Alasan ketiga kenapa optimis dengan PLTS, menurut Fabby adalah karena adanya permintaan di pasar.
“Dalam dua tahun terkahir kita melihat bahwa telah muncul pasar baru bahwa pemanfaatan PLTS tidak saja untuk berjualan listrik tetapi untuk menghasilkan produk nilai tambah baru yaitu green hydrogen dan amonia. Dari data yang dikumpulkan oleh IESR bahwa sejak tahun lalu, terdapat paling tidak 10 proyek green hydrogen dan amonia yang akan menggunakan PLTS sebagai sumber listrik hijaunya, yang sedang dalam bentuk kajian dan mungkin direalissikan dalam 2-3 tahun mendatang,”beber Fabby.
Meski prospeknya bagus, tetapi nyatanya saat ini kapasitas PLST di Indonesia baru sekitar 300 MW. Karena itu, menurut Fabby, tantangannya adalah bagaimana potensi yang besar ini menjadi sesuatu yang nyata dalam bentuk kapasitas.
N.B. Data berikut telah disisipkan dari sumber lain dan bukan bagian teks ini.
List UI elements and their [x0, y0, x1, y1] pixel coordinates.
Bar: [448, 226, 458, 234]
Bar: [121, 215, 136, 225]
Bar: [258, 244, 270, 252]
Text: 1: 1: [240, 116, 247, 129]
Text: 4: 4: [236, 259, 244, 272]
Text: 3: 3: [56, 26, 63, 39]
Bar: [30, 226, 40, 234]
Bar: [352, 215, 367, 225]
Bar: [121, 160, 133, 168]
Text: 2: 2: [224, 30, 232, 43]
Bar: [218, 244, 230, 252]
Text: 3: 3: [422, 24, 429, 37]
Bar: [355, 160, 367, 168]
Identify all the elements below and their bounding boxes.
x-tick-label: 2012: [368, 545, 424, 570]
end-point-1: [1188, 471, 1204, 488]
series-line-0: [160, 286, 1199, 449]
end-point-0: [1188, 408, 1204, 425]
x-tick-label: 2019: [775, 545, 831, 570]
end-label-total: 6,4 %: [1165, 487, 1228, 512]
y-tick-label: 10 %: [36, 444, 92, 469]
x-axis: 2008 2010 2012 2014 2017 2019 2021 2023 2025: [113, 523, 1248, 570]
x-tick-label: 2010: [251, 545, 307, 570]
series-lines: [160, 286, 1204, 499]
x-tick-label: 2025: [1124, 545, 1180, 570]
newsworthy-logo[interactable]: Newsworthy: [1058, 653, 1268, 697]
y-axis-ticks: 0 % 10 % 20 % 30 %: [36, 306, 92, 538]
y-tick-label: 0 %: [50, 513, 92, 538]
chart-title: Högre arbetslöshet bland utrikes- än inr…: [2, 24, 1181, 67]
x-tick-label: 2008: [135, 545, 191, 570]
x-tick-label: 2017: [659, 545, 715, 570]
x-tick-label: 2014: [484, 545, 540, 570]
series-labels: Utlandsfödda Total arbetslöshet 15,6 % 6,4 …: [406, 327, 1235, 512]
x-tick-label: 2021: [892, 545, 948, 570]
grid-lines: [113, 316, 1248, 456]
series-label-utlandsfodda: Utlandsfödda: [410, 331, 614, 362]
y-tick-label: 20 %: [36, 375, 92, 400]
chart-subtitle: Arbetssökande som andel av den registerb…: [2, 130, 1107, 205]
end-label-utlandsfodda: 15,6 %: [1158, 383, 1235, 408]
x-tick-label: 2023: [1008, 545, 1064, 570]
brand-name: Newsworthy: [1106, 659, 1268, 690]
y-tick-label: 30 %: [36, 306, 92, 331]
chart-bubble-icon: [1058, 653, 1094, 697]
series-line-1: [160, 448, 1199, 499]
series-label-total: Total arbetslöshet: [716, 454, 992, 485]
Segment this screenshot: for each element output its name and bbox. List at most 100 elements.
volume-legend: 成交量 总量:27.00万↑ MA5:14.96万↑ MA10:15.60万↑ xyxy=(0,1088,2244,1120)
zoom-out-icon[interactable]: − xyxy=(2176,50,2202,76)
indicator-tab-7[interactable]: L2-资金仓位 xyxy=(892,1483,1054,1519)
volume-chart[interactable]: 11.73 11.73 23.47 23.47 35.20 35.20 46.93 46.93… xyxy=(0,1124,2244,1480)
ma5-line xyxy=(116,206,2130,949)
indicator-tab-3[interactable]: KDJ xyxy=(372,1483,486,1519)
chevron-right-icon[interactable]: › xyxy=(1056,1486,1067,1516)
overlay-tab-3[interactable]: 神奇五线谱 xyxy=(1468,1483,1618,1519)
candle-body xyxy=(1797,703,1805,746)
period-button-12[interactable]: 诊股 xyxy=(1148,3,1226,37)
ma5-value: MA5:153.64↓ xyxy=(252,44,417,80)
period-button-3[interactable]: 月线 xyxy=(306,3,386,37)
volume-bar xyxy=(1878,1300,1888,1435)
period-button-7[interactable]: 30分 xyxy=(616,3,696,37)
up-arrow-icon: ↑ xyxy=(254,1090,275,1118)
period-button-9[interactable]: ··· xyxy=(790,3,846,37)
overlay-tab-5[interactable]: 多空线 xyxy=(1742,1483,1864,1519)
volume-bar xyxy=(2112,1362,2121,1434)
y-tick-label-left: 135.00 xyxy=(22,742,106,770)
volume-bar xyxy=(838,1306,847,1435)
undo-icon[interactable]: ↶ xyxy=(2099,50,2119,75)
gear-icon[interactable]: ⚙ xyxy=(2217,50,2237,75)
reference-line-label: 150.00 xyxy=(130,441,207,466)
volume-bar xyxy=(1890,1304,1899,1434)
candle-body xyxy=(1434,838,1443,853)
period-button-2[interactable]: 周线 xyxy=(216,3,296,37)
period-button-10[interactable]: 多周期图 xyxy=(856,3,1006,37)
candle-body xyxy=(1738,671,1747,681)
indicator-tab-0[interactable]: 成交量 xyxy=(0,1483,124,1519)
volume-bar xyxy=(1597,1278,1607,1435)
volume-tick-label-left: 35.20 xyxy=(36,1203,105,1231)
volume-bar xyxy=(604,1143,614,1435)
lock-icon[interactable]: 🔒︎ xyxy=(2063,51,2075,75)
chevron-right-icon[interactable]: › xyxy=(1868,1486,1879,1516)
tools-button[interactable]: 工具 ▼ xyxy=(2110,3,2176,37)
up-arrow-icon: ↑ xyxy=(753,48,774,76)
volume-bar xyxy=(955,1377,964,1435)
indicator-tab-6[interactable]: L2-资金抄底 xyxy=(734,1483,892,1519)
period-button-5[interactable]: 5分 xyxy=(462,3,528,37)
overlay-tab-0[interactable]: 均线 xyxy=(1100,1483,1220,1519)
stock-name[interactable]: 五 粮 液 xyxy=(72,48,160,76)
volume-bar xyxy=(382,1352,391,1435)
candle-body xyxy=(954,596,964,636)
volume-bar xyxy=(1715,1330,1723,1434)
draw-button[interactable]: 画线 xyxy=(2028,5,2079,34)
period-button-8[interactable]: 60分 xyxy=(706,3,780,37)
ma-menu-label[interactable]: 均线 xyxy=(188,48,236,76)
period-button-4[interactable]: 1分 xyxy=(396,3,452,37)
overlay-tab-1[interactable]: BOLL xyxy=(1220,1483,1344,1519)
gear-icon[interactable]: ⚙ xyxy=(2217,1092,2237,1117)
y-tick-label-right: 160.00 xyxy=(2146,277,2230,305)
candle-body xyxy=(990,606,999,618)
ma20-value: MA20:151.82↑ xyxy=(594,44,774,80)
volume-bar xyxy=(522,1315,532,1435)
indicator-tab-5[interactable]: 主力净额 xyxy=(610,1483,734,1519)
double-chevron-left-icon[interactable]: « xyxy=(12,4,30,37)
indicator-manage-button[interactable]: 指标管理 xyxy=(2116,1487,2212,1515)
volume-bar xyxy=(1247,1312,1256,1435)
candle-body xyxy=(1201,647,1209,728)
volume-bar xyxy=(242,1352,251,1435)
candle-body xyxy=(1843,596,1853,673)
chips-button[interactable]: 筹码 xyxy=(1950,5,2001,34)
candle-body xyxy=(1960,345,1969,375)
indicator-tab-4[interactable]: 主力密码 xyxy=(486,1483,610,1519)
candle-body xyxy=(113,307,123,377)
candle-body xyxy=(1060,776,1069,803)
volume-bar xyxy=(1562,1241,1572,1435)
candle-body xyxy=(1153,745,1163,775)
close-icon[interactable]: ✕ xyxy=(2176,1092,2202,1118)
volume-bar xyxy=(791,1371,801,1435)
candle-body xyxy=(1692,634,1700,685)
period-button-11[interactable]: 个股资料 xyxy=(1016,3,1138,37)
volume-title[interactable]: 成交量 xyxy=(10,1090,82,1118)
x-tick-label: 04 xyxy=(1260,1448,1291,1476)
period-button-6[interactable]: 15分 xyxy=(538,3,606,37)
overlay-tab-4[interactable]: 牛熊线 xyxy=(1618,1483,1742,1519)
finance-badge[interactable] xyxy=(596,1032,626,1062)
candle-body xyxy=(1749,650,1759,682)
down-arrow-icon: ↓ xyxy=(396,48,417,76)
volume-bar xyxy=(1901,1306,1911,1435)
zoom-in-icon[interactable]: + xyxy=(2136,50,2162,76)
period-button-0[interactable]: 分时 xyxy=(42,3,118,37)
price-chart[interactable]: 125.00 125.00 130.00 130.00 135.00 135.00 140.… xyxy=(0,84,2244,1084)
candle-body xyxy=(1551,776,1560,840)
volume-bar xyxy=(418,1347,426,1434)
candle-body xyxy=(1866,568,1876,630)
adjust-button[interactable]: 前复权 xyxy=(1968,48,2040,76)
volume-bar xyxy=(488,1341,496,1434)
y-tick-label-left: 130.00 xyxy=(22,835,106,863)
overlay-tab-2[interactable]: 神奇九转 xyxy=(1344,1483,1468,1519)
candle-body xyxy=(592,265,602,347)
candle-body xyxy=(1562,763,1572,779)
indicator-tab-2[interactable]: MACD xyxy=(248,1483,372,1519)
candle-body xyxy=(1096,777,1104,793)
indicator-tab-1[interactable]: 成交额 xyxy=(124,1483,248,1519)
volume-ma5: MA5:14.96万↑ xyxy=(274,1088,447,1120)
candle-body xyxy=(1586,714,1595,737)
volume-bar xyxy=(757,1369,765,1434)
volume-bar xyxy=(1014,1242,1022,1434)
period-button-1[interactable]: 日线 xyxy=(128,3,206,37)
Bagaimana Indonesia bisa meningkatkan kapasitas PLTS dengan membangun dalam kapasitas yang besar seperti 3-4 GW per tahun, bahkan 10-20 GW per tahun setelah tahun 2030 untuk mengejar tercapainya net zero emission?
Menurut Fabby, pengalaman di banyak negara, termasuk negara berkembang menunjukkan bahwa membangun PLTS dalam skala yang besar dan masif bukan hal yang mustahil. Belajar dari negara lain, menurut dia, ada tiga faktor penting.
Pertama, political will dan strong and active leadership dari pemerintah yang dituangkan dalam bentuk target, dukungan kebijakan, regulasi yang transparan, pasti dan berkesinambungan.
Kedua, pengebangan ekosistem yang teritegrasi. Ekosistem ini akan menjadi enabler pembangunan PLTS dengan kapasitas besar. Ekosistem ini juga mencakup jaminan ketersediaan sumber daya manusia dan ketersediaan EPC yang berkualitas dan terlatih. Ada insentif bagi PLTS dan industrinya. Makanisme pendanaan untuk manufaktur EPC dan konsumen, peningkatan kesadaran publik untuk memilih energi bersih, penguatan infrastruktur ketenagalistrikan termasuk transmisi.
“Dan dalam konteks Indonesia tentunya kita menambahkan faktor penting yaitu kemauan PLN untuk menjadi bagian dari eksosistem tersebut dan sebagai mitra yang setara,” ujarnya.
Faktor ketiga adalah pengembangan industri manufaktur PLTS yang terintegrasi dan kompetitif.